Tuesday, August 30, 2016

Number Nine

Albert Pujols and four of his teammates homered in a 9-2 Angels rout of the Reds Monday night. For Pujols, it was his 586th home run, tying him with Frank Robinson for ninth on the all-time home run list. With five seasons left on his contract, he would need to average 35 home runs a season to catch Barry Bonds for the all-time lead. That’s probably not going to happen. He should easily get to 600, however, and I can see him passing Wille Mays at some point.

If Pujols stays moderately healthy he should end his career with over 3000 hits, 2000 RBI, top ten in doubles. It is possible he ends his career the only player with 700 home runs and 700 doubles. Although he is a slugger who gets on base at a high rate, he may not reach 2000 runs, something the top five home run hitters did accomplish.
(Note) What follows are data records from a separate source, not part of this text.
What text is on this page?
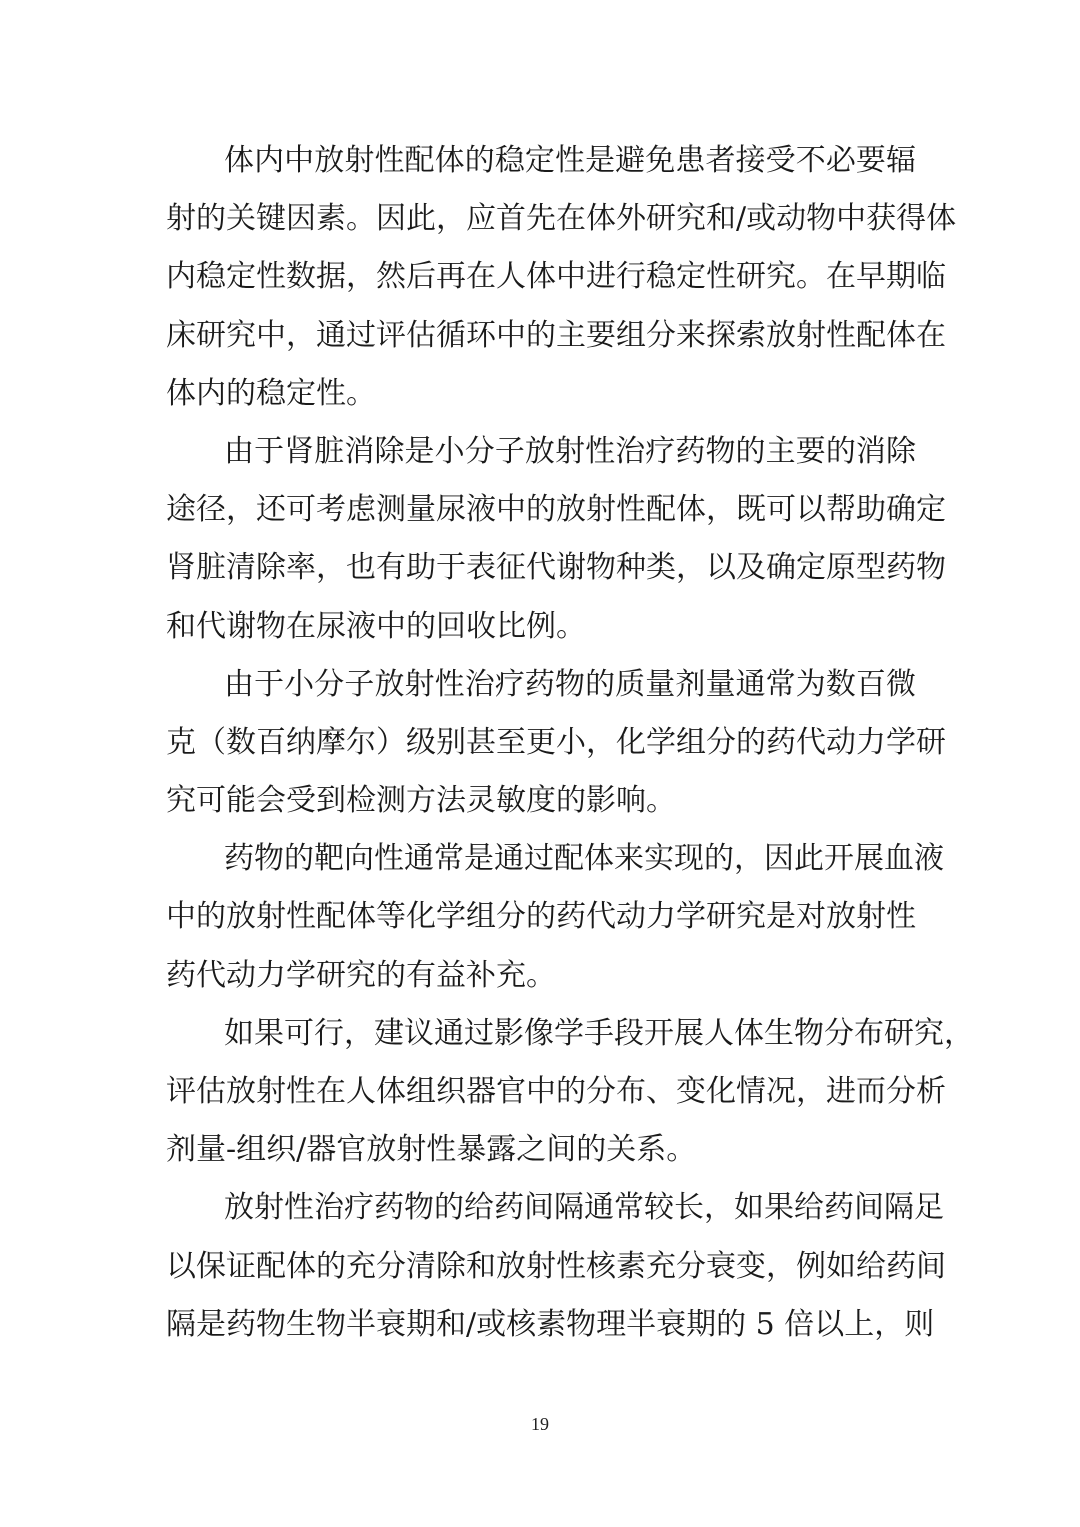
体内中放射性配体的稳定性是避免患者接受不必要辐
射的关键因素。因此，应首先在体外研究和/或动物中获得体
内稳定性数据，然后再在人体中进行稳定性研究。在早期临
床研究中，通过评估循环中的主要组分来探索放射性配体在
体内的稳定性。
由于肾脏消除是小分子放射性治疗药物的主要的消除
途径，还可考虑测量尿液中的放射性配体，既可以帮助确定
肾脏清除率，也有助于表征代谢物种类，以及确定原型药物
和代谢物在尿液中的回收比例。
由于小分子放射性治疗药物的质量剂量通常为数百微
克（数百纳摩尔）级别甚至更小，化学组分的药代动力学研
究可能会受到检测方法灵敏度的影响。
药物的靶向性通常是通过配体来实现的，因此开展血液
中的放射性配体等化学组分的药代动力学研究是对放射性
药代动力学研究的有益补充。
如果可行，建议通过影像学手段开展人体生物分布研究，
评估放射性在人体组织器官中的分布、变化情况，进而分析
剂量-组织/器官放射性暴露之间的关系。
放射性治疗药物的给药间隔通常较长，如果给药间隔足
以保证配体的充分清除和放射性核素充分衰变，例如给药间
隔是药物生物半衰期和/或核素物理半衰期的 5 倍以上，则
19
A low strikeout rate helped Pujols maintain a .300 career batting average. He only strikes out 70 times per 162 games played. He never struck out 100 times in a season, and the only year he came close was his rookie year of 2001, when he K’d 93 times. That why he was able to hit .337 over a seven year prime.

We’ll see home high Pujols can climb the charts over the next five seasons. He already cemented his Hall of Fame induction, now we’ll see where he ranks with the greatest of all time.